Tech ID: 21529 / UC Case 2009-522-0
Huntington's disease (HD) is an adult-onset, autosomal-dominant neurodegenerative disease that is clinically characterized by a triad of movement disorders (i.e., chorea and bradykinesia), psychiatric symptoms, and cognitive deficits. In afflicted patients, symptoms usually progress relentlessly until death in 15-20 years after disease onset. HD is one of nine neurodegenerative disorders caused by a CAG repeat expansion encoding a polyglutamine (polyQ) repeat in otherwise unrelated proteins. In HD, the mutated Huntingtin (mhtt) protein is ubiquitously expressed in both neuronal and nonneuronal tissues. The polyQ repeat, located in the N terminus of huntingtin (htt), is normally less than 36, but is expanded to more than 37 in HD patients. In all polyQ disorders, there is an inverse relationship between the length of polyQ and the age of disease onset. Currently, there is no effective treatment or cure for HD or any other polyQ disorder.

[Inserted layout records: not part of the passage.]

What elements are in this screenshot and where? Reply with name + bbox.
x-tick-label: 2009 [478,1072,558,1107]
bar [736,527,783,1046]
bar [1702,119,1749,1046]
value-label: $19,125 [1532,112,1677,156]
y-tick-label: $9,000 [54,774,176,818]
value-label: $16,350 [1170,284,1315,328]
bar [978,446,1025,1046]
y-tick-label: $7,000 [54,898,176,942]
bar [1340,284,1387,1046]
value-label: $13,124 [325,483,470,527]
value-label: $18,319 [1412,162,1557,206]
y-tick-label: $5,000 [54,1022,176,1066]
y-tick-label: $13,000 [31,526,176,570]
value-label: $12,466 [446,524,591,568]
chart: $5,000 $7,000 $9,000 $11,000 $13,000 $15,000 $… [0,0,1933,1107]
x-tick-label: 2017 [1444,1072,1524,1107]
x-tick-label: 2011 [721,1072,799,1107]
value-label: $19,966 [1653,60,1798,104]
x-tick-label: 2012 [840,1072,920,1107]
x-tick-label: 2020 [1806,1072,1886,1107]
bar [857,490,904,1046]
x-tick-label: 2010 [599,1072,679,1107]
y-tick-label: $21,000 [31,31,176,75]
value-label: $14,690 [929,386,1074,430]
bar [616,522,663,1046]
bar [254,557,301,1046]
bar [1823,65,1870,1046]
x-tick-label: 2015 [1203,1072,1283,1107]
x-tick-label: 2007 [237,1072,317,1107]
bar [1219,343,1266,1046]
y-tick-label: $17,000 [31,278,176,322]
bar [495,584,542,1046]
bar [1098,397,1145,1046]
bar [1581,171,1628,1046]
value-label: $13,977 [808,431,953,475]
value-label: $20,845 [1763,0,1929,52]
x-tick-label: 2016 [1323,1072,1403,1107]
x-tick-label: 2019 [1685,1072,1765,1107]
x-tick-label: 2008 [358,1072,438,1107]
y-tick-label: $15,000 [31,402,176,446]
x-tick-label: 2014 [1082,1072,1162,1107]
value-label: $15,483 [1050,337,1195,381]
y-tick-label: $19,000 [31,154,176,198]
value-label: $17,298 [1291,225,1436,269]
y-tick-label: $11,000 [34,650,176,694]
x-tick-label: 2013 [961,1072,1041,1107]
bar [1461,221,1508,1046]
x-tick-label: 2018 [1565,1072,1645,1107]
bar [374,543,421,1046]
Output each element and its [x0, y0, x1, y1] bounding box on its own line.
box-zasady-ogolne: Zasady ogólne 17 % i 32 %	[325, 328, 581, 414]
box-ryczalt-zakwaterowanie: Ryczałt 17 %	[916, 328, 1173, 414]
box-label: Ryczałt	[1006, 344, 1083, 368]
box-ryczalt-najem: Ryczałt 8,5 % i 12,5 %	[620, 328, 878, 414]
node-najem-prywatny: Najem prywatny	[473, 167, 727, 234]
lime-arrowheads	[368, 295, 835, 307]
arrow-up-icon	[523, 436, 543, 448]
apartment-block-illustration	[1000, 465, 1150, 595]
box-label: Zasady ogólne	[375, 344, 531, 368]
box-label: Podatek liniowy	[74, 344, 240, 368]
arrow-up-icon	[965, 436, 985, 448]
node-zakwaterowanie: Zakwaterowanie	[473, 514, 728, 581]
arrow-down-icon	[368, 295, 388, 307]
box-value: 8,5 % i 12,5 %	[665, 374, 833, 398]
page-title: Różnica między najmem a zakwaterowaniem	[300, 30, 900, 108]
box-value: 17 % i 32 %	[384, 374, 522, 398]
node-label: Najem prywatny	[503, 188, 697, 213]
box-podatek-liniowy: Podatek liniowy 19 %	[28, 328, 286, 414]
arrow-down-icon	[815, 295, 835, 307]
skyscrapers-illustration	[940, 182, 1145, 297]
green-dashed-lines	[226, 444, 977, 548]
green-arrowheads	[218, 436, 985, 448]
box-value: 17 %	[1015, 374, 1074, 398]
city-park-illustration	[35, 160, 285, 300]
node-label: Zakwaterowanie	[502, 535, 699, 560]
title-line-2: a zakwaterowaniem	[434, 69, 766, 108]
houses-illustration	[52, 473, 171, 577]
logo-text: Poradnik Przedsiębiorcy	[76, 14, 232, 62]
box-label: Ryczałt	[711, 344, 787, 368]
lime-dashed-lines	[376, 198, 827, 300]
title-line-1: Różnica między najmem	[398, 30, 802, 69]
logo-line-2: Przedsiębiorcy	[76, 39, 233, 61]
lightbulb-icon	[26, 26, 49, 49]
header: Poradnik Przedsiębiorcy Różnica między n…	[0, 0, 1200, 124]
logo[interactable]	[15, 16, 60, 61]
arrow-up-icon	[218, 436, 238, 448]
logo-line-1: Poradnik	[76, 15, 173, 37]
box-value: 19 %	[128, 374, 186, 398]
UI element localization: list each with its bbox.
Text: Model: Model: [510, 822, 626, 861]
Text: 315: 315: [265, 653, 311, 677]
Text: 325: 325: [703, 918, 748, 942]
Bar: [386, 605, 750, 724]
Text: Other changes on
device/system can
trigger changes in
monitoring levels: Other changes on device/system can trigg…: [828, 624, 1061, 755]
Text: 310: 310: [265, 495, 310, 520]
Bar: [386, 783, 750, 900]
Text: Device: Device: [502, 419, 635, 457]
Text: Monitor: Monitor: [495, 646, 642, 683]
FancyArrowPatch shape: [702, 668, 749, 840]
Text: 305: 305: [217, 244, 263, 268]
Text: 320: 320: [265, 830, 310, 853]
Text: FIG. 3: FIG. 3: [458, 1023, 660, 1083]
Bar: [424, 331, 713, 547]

Researchers at UCLA have developed a Cre/LoxP conditional mouse model of HD (termed RosaHD mice) in which expression of a toxic mutant huntingtin Exon 1 (mhtt-exon1) fragment, driven by the endogenous ubiquitously-expressing Rosa26 promoter, can be switched on by Cre recombinase.
- Useful in studying Huntington's disease (HD) or other polyQ disorders.